Country diary: The wolf moon makes sky gazers of us all

Cringle Moor, North York Moors: No torches tonight. We have this terawatt dazzler to light our way

The first full moon of the year has fallen like a dream in a clear spell. Its other name – wolf moon – evokes a folk memory of bone-deep hunger and boreal chill, which, if my social media bubble is anything to go by, still has the power to draw us outside, to our back gardens and city streets, to beaches and mountain tops. We are moon gazers still, and this night in particular is feeding an urge to make fire, immerse in water or get high, one way or another. My little family is doing so literally, with a walk on the northern edge of the North York Moors.

It’s not a place I enjoy much by day – too scoured in the name of management – but it has undeniable grandeur tonight. What we really mean when we speak of dark skies is land dark enough to not be a distraction, and south of here is a vast mass of that.

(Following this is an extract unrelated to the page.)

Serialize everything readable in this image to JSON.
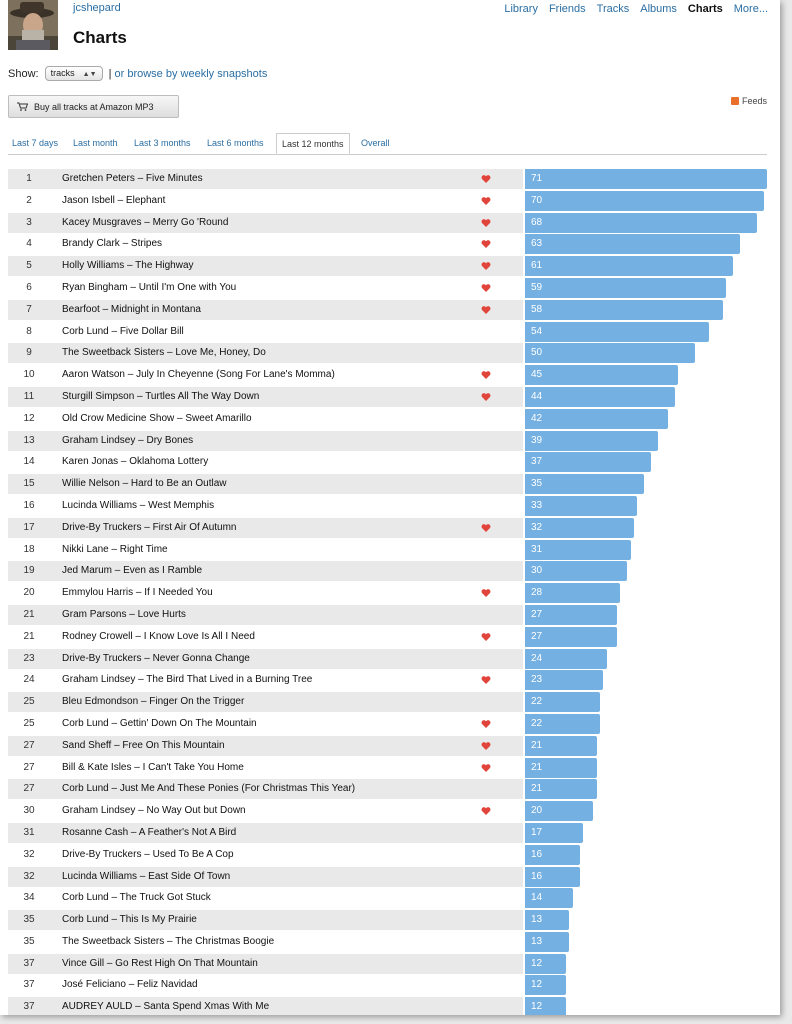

Not that this terawatt moon needs help. Torches are unnecessary. Each slab of the path is so silvered, my son can see well enough to run. Also shining bright and early are Orion and the Plough, and my personal lodestar at this time of year, Sirius, flashing hectically two or three random hues a second. I discovered only recently that not everyone sees these colours (binoculars apparently make it more obvious), but to my eye, it’s garish, blaring and impossible to ignore. Perhaps there’s something in old tales of it driving dogs and women mad.

Ten miles north of the moor edge, dark yields to dazzle. Teesside shimmers like a fantastical treasure hoard: silver, gold and red, trickling and spilling into surrounding villages and towns. It’s eerily silent though, for a view so full of people, as if for a few sparkling minutes, life down there is on hold.

A pulsating blue light appears in the dark below, tracking smoothly east. From this distance, its progress is painfully slow, and I want to reach down with a finger and whizz it towards its destination. It disappears among the pinprick lights of Great Broughton and I find myself muttering an almost-prayer, a plea for light on behalf of anyone who might need it, before we descend again ourselves.